Martha Nussbaum Remembers Sir Kenneth Dover

A Passion for Truth

These are grim times for the academic humanities. Seen as useless frills, which nations can prune away to focus on the “things that really matter”—by which the speaker so often means “things that contribute to national economic growth”—the humanistic disciplines are being cut at all levels, from elementary school to college and university. Even worse, they are being asked (on pain of extinction) to refashion themselves as tools of profit, demonstrating the (economic) “impact” of their inquiries. To begin thinking about why this focus on “impact” is a pernicious business, we can do no better than to pause to honor one of the greatest classical scholars of the past century, who illuminated the world through such unfashionable values as mastery, rigor, and a passion for truth.

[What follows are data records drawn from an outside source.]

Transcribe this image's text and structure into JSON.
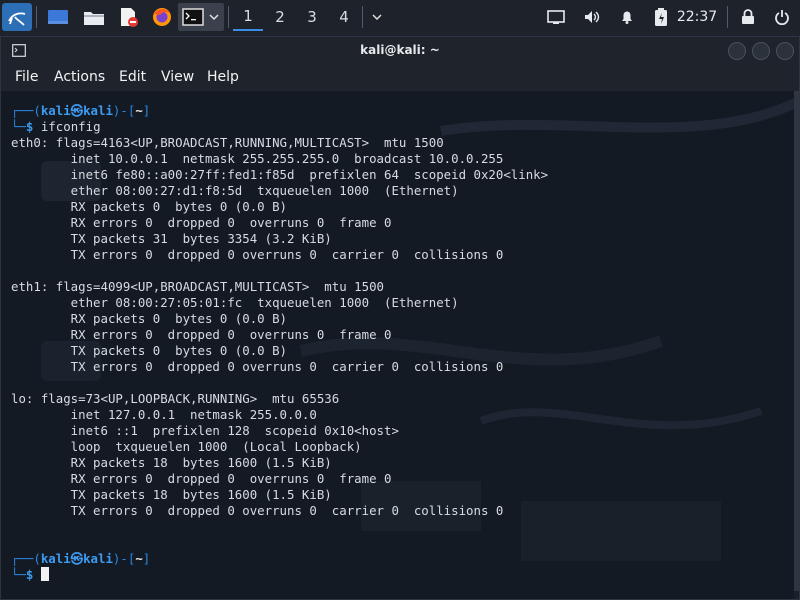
{
  "panel": {
    "workspaces": [
      "1",
      "2",
      "3",
      "4"
    ],
    "clock": "22:37",
    "icons": {
      "menu": "kali-dragon-icon",
      "show_desktop": "desktop-icon",
      "files": "folder-icon",
      "editor": "text-editor-icon",
      "browser": "firefox-icon",
      "terminal": "terminal-icon",
      "dropdown": "chevron-down-icon",
      "screen": "display-icon",
      "volume": "volume-icon",
      "notifications": "bell-icon",
      "battery": "battery-icon",
      "lock": "lock-icon",
      "power": "power-icon"
    }
  },
  "window": {
    "title": "kali@kali: ~",
    "menus": [
      "File",
      "Actions",
      "Edit",
      "View",
      "Help"
    ]
  },
  "terminal": {
    "prompt_top": "┌──(",
    "prompt_user": "kali㉿kali",
    "prompt_close": ")-[",
    "prompt_dir": "~",
    "prompt_end": "]",
    "prompt_bottom": "└─",
    "prompt_symbol": "$",
    "command": " ifconfig",
    "output": [
      "eth0: flags=4163<UP,BROADCAST,RUNNING,MULTICAST>  mtu 1500",
      "        inet 10.0.0.1  netmask 255.255.255.0  broadcast 10.0.0.255",
      "        inet6 fe80::a00:27ff:fed1:f85d  prefixlen 64  scopeid 0x20<link>",
      "        ether 08:00:27:d1:f8:5d  txqueuelen 1000  (Ethernet)",
      "        RX packets 0  bytes 0 (0.0 B)",
      "        RX errors 0  dropped 0  overruns 0  frame 0",
      "        TX packets 31  bytes 3354 (3.2 KiB)",
      "        TX errors 0  dropped 0 overruns 0  carrier 0  collisions 0",
      "",
      "eth1: flags=4099<UP,BROADCAST,MULTICAST>  mtu 1500",
      "        ether 08:00:27:05:01:fc  txqueuelen 1000  (Ethernet)",
      "        RX packets 0  bytes 0 (0.0 B)",
      "        RX errors 0  dropped 0  overruns 0  frame 0",
      "        TX packets 0  bytes 0 (0.0 B)",
      "        TX errors 0  dropped 0 overruns 0  carrier 0  collisions 0",
      "",
      "lo: flags=73<UP,LOOPBACK,RUNNING>  mtu 65536",
      "        inet 127.0.0.1  netmask 255.0.0.0",
      "        inet6 ::1  prefixlen 128  scopeid 0x10<host>",
      "        loop  txqueuelen 1000  (Local Loopback)",
      "        RX packets 18  bytes 1600 (1.5 KiB)",
      "        RX errors 0  dropped 0  overruns 0  frame 0",
      "        TX packets 18  bytes 1600 (1.5 KiB)",
      "        TX errors 0  dropped 0 overruns 0  carrier 0  collisions 0"
    ]
  },
  "colors": {
    "prompt_frame": "#2b86e0",
    "prompt_user": "#3d9bf0",
    "text": "#d8dbe0",
    "background": "#131a24",
    "active_workspace": "#3a8ee6"
  }
}
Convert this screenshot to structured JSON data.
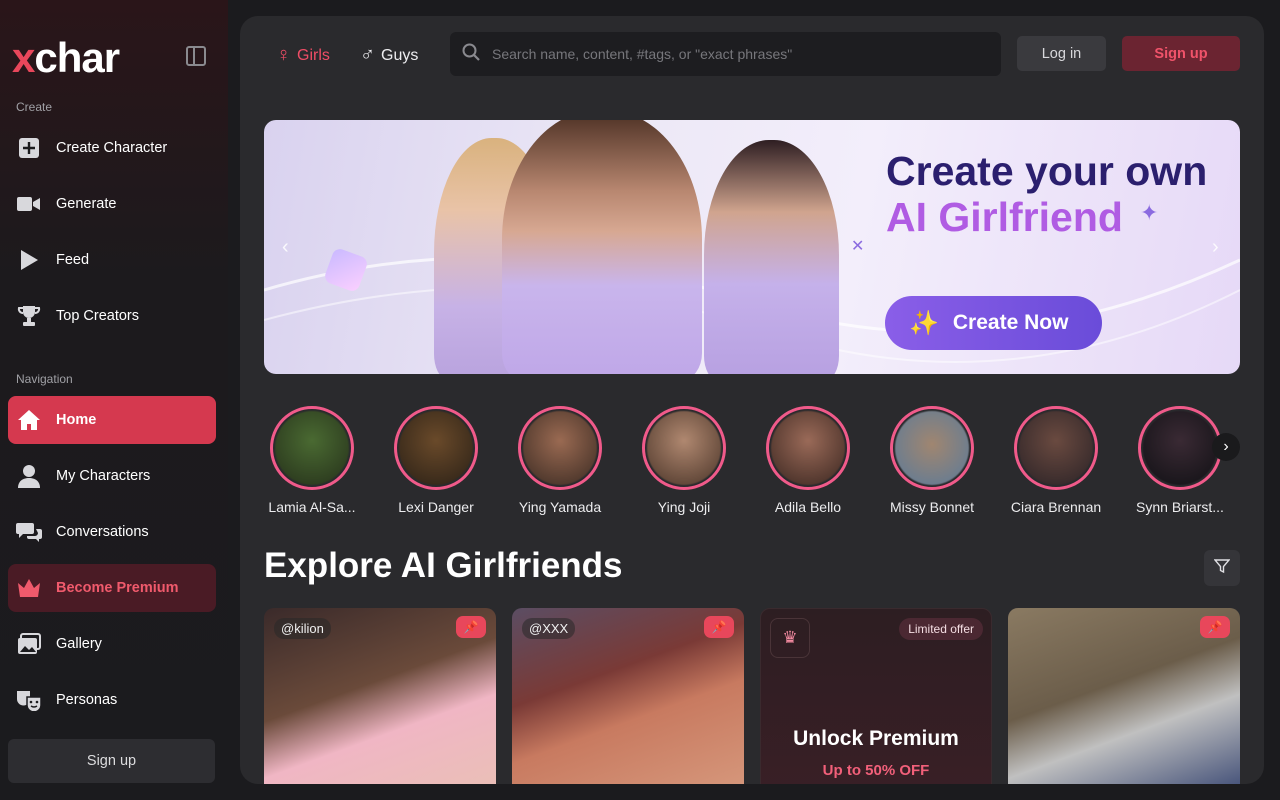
{
  "app": {
    "logo_x": "x",
    "logo_rest": "char"
  },
  "sidebar": {
    "create_label": "Create",
    "nav_label": "Navigation",
    "create_items": [
      {
        "label": "Create Character",
        "icon": "plus-square-icon"
      },
      {
        "label": "Generate",
        "icon": "video-camera-icon"
      },
      {
        "label": "Feed",
        "icon": "play-icon"
      },
      {
        "label": "Top Creators",
        "icon": "trophy-icon"
      }
    ],
    "nav_items": [
      {
        "label": "Home",
        "icon": "home-icon",
        "active": true
      },
      {
        "label": "My Characters",
        "icon": "user-icon"
      },
      {
        "label": "Conversations",
        "icon": "chat-icon"
      },
      {
        "label": "Become Premium",
        "icon": "crown-icon"
      },
      {
        "label": "Gallery",
        "icon": "gallery-icon"
      },
      {
        "label": "Personas",
        "icon": "masks-icon"
      }
    ],
    "signup": "Sign up"
  },
  "topbar": {
    "girls": "Girls",
    "guys": "Guys",
    "search_placeholder": "Search name, content, #tags, or \"exact phrases\"",
    "login": "Log in",
    "signup": "Sign up"
  },
  "banner": {
    "title_line1": "Create your own",
    "title_line2": "AI Girlfriend",
    "cta": "Create Now"
  },
  "stories": [
    {
      "name": "Lamia Al-Sa...",
      "color": "#3a5a2a"
    },
    {
      "name": "Lexi Danger",
      "color": "#4a3a22"
    },
    {
      "name": "Ying Yamada",
      "color": "#6a4a3a"
    },
    {
      "name": "Ying Joji",
      "color": "#7a5a48"
    },
    {
      "name": "Adila Bello",
      "color": "#6a4a42"
    },
    {
      "name": "Missy Bonnet",
      "color": "#5a7a9a"
    },
    {
      "name": "Ciara Brennan",
      "color": "#4a3a3a"
    },
    {
      "name": "Synn Briarst...",
      "color": "#1a1a24"
    }
  ],
  "explore": {
    "title": "Explore AI Girlfriends"
  },
  "cards": [
    {
      "handle": "@kilion"
    },
    {
      "handle": "@XXX"
    },
    {
      "offer": "Limited offer",
      "unlock": "Unlock Premium",
      "discount": "Up to 50% OFF"
    },
    {
      "handle": ""
    }
  ],
  "colors": {
    "accent": "#e8475b",
    "premium_bg": "#4a1b25",
    "banner_title": "#2b1f6e",
    "banner_accent": "#b05ce3"
  }
}
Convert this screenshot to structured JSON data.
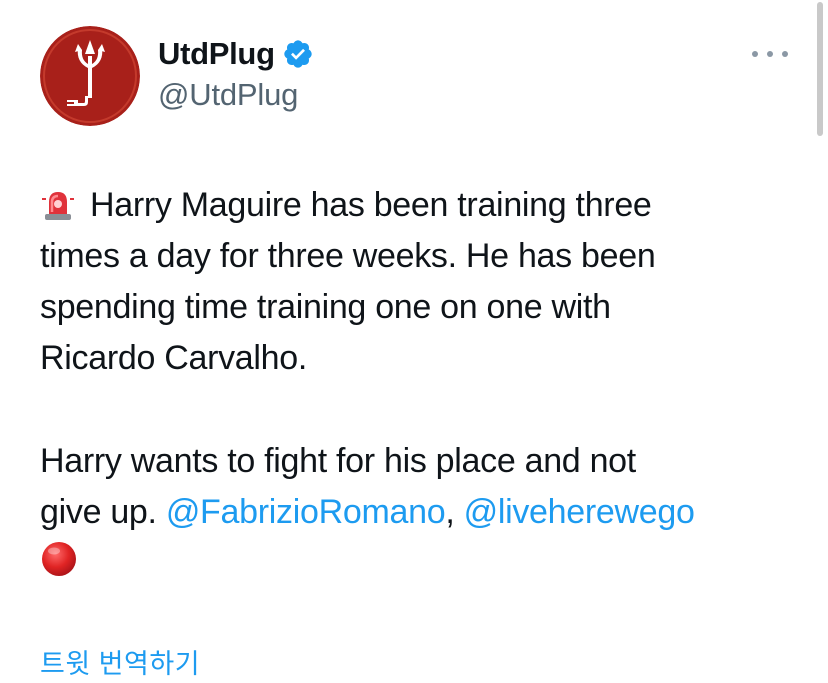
{
  "tweet": {
    "author": {
      "display_name": "UtdPlug",
      "handle": "@UtdPlug",
      "verified": true,
      "avatar_icon": "trident-plug-logo"
    },
    "more_options_icon": "more-horizontal-icon",
    "body": {
      "siren_icon": "police-light-emoji",
      "line1": "Harry Maguire has been training three",
      "line2": "times a day for three weeks. He has been",
      "line3": "spending time training one on one with",
      "line4": "Ricardo Carvalho.",
      "line5": "Harry wants to fight for his place and not",
      "line6_prefix": "give up. ",
      "mention1": "@FabrizioRomano",
      "separator": ", ",
      "mention2": "@liveherewego",
      "end_icon": "red-circle-emoji"
    },
    "translate_label": "트윗 번역하기"
  },
  "colors": {
    "accent": "#1d9bf0",
    "text": "#0f1419",
    "muted": "#536471",
    "avatar_bg": "#a8201a"
  }
}
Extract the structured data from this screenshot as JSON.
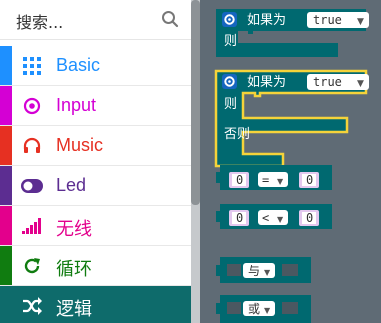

Sir Kenneth Dover, who died on March 9 just days short of his 90th birthday, was a scholar unsurpassed in his mastery of ancient Greek language, culture, and thought. What Dover could do without effort, most scholars could not do even with the most painstaking labor. When his autobiography, Marginal Comment, first appeared in 1994, I was visiting Dover and his wife Audrey at their home in St. Andrews. With a mischievous smile, he dashed into his study—to emerge a short time later with an inscribed copy. On the flyleaf was a Greek elegiac couplet in which Dover had managed (1) to use in an apposite and humorous way a Greek word whose meaning we had discussed in a co-authored article, disputing its translation with John Finnis; (2) to express pleasure at the collaboration; and (3) to compare the “daring” outspokenness of our article to that of his own memoir—all with not only impeccable meter and style, but also graciousness, wit, and elegance. This in ten minutes, from a man who wrote that he spent twenty hours preparing every hour-long undergraduate lecture he gave—so you can imagine how much knowledge those lucky students had lavished upon them.